Jadi kapan pun dan di manapun seorang muslim mendapatkan kesulitan, dituntunkan baginya untuk beristighatsah kepada Allah secara sendiri-sendiri dengan memanjatkan doa permohonan sesuai dengan kebutuhannya.
Allah Maha Dekat. Dia akan mengabulkan permintaan hamba-Nya yang tulus memohon kepada-Nya.
“Dan apabila hamba-hamba-Ku bertanya kepadamu tentang Aku, maka (jawablah), bahwasanya Aku adalah dekat. Aku mengabulkan permohonan orang yang berdoa apabila ia memohon kepada-Ku, maka hendaklah mereka itu memenuhi (segala perintah-Ku) dan hendaklah mereka beriman kepada-Ku, agar mereka selalu berada dalam kebenaran.” (Al-Baqarah: 186)
Ketiga. Salah satu bentuk penyimpangan dalam pelaksanaan istighatsah adalah beristighatsah kepada Rasulullah, tidak kepada Allah.
Para sahabat adalah orang-orang yang paling besar pengagungan dan penghormatannya kepada Rasulullah. Sekali saja mereka tidak pernah melakukan ritual istighatsah atau yang semacamnya kepada Rasulullah. Demikian pula para ulama yang komitmen di atas ajaran dan sunnah beliau, tidak pernah melakukan yang demikian.
Lihatlah kisah istighatsah Nabi di perang Badar tersebut. Dalam kapasitasnya sebagai seorang rasul (utusan Allah) serta sebagai makhluk termulia dan tertinggi kedudukannya di sisi Allah, beliau masih butuh akan pertolongan-Nya. Beliau sendiri tidak mampu untuk menghilangkan bencana yang sedang menimpa beliau, apalagi musibah yang menimpa orang lain. Beliau adalah manusia biasa yang tidak berhak untuk dijadikan tempat berlindung dan memohon pertolongan agar dihilangkan segala musibah.
“Katakanlah: “Aku tidak berkuasa menarik kemanfaatan bagi diriku dan tidak (pula) menolak kemudharatan kecuali yang dikehendaki Allah. Dan sekiranya aku mengetahui yang ghaib, tentulah aku membuat kebajikan sebanyak-banyaknya dan aku tidak akan ditimpa kemudharatan. Aku tidak lain hanyalah pemberi peringatan, dan pembawa berita gembira bagi orang-orang yang beriman.” (Al-A’raf: 188)
Allah satu-satunya Dzat Yang Maha Mampu untuk mendatangkan musibah kepada hamba-Nya, maka Dia sajalah yang Mampu untuk menghilangkan musibah tersebut.
“Jika Allah menimpakan sesuatu kemudharatan kepadamu, maka tidak ada yang dapat menghilangkannya kecuali Dia.

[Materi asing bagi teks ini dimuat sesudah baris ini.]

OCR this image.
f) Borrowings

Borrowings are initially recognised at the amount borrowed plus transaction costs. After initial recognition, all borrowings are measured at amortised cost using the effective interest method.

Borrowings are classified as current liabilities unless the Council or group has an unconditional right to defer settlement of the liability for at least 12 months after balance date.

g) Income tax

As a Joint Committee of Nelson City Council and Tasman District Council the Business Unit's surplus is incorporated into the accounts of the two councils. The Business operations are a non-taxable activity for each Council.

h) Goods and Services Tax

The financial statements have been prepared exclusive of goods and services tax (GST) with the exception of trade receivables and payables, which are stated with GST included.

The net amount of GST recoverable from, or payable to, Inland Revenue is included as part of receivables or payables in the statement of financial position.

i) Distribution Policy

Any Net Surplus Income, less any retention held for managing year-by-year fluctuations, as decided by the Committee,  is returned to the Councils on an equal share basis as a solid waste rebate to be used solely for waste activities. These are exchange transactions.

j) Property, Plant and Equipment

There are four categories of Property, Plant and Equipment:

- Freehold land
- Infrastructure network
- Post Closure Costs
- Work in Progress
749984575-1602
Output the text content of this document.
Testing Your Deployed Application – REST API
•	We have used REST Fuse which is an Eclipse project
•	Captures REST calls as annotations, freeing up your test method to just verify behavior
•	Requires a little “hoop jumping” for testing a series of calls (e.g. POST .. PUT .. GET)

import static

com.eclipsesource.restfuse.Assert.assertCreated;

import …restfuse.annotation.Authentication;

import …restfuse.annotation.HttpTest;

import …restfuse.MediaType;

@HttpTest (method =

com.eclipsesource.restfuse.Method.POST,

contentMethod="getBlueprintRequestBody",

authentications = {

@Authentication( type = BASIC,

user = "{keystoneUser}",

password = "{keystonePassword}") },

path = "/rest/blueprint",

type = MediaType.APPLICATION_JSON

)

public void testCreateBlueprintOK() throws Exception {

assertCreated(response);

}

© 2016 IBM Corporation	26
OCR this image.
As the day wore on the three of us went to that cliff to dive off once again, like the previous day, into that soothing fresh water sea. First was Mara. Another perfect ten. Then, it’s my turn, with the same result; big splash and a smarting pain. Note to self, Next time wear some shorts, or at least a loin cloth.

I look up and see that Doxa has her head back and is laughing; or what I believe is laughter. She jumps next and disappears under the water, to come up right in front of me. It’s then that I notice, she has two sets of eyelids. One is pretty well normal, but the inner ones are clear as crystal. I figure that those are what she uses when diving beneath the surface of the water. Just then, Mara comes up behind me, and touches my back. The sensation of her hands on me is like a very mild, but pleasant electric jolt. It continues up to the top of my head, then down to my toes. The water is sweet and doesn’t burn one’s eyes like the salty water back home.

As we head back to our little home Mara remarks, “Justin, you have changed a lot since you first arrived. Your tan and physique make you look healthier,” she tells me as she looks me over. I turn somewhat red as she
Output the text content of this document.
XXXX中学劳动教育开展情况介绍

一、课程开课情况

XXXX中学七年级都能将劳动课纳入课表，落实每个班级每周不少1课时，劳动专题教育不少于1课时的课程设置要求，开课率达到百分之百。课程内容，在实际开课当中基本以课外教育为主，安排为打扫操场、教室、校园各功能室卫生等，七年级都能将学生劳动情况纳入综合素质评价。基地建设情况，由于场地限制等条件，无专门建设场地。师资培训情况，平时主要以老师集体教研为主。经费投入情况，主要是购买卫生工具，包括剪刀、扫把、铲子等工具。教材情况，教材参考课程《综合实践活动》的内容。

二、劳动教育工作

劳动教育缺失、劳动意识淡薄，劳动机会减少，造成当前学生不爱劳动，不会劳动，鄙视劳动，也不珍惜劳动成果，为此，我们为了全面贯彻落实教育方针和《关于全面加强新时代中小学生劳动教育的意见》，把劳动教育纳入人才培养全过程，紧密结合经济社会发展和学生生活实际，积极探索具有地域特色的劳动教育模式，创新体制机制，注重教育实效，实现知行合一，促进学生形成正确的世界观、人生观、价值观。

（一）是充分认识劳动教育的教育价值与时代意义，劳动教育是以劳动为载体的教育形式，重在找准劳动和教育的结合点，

Dan jika Allah menghendaki kebaikan bagi kamu, maka tak ada yang dapat menolak kurniaNya. Dia memberikan kebaikan itu kepada siapa yang dikehendaki-Nya di antara hamba-hamba-Nya dan Dia-lah Yang Maha Pengampun lagi Maha Penyayang.” (Yunus: 107)
Wallahu a’lam bish shawab.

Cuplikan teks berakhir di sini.